Alla prima donna che ho conosciuto in vita mia
Alla prima donna che ho conosciuto in vita mia, la signora che c’era dall’altra parte del cordone ombelicale.
Sono nata di sette mesi, e non riuscivo a piangere, ci voleva troppo fiato, ero troppo impegnata a cercare di respirare, attività dove pare non eccellessi.
Anche la partenza era stata stentata: avevano attivato i respiro mettendomi alternativamente in acqua fredda e acqua calda. Ho respirato poco e in ritardo e hanno detto alla mia mamma di non prendersela troppo perché ei era giovane e sarebbe sicuramente riuscita ad avere altri figli: io probabilmente non sarei arrivata a sera.
La mia mamma allora ha cominciato a recitare il rosario con un pensiero forse non troppo “razionale ” secondo molti che, finché lei fosse riuscita a ripeterlo io non sarei morta. È andata avanti una decina dopo l’altra, e poi ancora e poi ancora e poi ancora, poi la stanchezza l’ha vinta e lei è crollata, per poi essere svegliata dal mio pianto.
Per tutta la vita fabbrichiamo ossitocina quando sentiamo la voce di nostra madre.
Quando nostra madre muore sappiamo che non c’è più nessuno su pianeta cui interesserà se abbiamo messo la maglia di lana.
Anche quando hai terminato da tempo l’età dell’infanzia, anche se sei amministratore delegato o presidente di qualche cosa di grosso, la tua mamma ti insegue per chiederti se ti sei messo la maglietta di lana.
La maglia di lana è un mitico capo di vestiario che preserva da tutti i mali, dallo scorbuto alla borsite dell’alluce , perché in realtà preserva dal Male in quanto fonde la potenza mistica della cotta di mitril di Bilbo Baggins e quella degli scapolari di San Francesco.
Quindi la giornata di ieri, quella di oggi e anche quella di domani , e perché no quella dopo la dedichiamo alle nostre madri.
A tutte le nostre madri,
imperfette, rabbiose, insopportabili,
magnifiche,
per tutto l’amore che ci hanno dato,
e per quello che non ci hanno dato,
quando erano troppo stanche e troppo disperate per darcelo.

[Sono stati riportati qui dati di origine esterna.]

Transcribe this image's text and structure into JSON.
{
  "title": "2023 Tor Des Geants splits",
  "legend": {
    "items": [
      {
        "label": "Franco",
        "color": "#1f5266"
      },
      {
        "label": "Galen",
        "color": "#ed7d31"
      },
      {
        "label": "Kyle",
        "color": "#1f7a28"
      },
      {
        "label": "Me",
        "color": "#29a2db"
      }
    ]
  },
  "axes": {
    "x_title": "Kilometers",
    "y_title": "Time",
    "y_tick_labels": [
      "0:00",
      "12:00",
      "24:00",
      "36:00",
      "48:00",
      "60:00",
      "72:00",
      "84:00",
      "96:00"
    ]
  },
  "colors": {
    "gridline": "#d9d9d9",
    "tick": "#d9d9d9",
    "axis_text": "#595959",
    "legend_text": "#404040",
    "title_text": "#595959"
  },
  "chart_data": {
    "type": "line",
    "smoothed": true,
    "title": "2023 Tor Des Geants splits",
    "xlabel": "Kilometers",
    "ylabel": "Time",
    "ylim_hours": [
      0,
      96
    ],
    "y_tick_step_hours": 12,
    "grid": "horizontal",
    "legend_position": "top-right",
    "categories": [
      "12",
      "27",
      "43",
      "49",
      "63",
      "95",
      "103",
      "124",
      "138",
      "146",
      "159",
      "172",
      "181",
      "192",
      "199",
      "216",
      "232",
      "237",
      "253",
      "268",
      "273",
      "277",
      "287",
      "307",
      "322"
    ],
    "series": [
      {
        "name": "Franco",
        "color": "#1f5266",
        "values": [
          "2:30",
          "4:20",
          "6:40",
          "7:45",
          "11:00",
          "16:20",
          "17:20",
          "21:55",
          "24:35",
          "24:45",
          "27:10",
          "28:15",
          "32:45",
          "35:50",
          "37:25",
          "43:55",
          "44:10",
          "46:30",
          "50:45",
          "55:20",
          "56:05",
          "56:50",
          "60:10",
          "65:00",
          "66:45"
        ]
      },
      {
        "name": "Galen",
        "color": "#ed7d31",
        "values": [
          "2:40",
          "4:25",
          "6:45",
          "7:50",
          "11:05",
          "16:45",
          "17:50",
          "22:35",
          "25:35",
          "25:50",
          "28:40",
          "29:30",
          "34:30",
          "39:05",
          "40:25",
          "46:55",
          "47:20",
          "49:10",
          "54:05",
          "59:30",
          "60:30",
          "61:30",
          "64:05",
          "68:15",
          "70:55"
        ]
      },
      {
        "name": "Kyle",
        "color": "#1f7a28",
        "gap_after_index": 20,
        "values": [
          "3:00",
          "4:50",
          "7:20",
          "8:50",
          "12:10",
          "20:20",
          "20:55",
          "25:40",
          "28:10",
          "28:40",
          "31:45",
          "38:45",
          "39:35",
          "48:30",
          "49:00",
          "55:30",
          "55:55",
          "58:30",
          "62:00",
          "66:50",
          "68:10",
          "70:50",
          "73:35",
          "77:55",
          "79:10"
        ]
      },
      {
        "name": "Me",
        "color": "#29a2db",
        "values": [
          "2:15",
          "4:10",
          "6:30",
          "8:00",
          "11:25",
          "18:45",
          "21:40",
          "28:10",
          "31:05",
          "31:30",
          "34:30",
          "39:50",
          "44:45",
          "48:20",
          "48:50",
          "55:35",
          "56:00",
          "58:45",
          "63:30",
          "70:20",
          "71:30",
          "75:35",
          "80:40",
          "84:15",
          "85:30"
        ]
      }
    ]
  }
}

(Dedica dall’Ultimo orco).
E visto che ci siamo lo dedichiamo a tutte, proprio a tutte, anche alle madri cosiddette surrogate, il più immondo arbitrio sulle donne povere, con il voto che trovino il coraggio e la forza per mandare tutti all’inferno, per ribellarsi a questa oscena e terrificante forma di schiavismo, la più atroce dall’inizio di tutti i tempi.
I neonati strappati alle loro madri, o se preferite alla proprietaria dell’utero in cui sono stati 9 mesi e di cui hanno condiviso i neurotrasmettitori nel periodo in cui la neurogenesi è al massimo della sua potenza, subiscono un danno epigenetico, un’attivazione permanente dell’asse ipotalamo ipofisi corticossurrene il che aumenta la loro suscettibilità di cancro e malattie autoimmuni.
A tutti quelli che faranno osservare che questi bambini esistono e che è grazie alla maternità surrogata ( la maternità non può mai essere surrogata, porca miseria, il caffè e la panna possono essere surrogati, non la maternità) che esistono rispondo che anche i bambini nati da stupro esistono e che senza lo stupro non esisterebbero.
I bambini nati da stupro , se non ricordo male devo aver dedicato a uno di loro un paio di libri, possono essere splendidi, anche se spesso con scompensi gravi sull’identità, e la loro vita è preziosa, questo non beatifica lo stupro, nè lo giustifica, nè lo rende tollerabile.
La verità vi renderà liberi, così ha detto Gesù Cristo.
La verità vi renderà liberi, non il politicamente corretto che è la più totalitaria forma di menzogna imposta.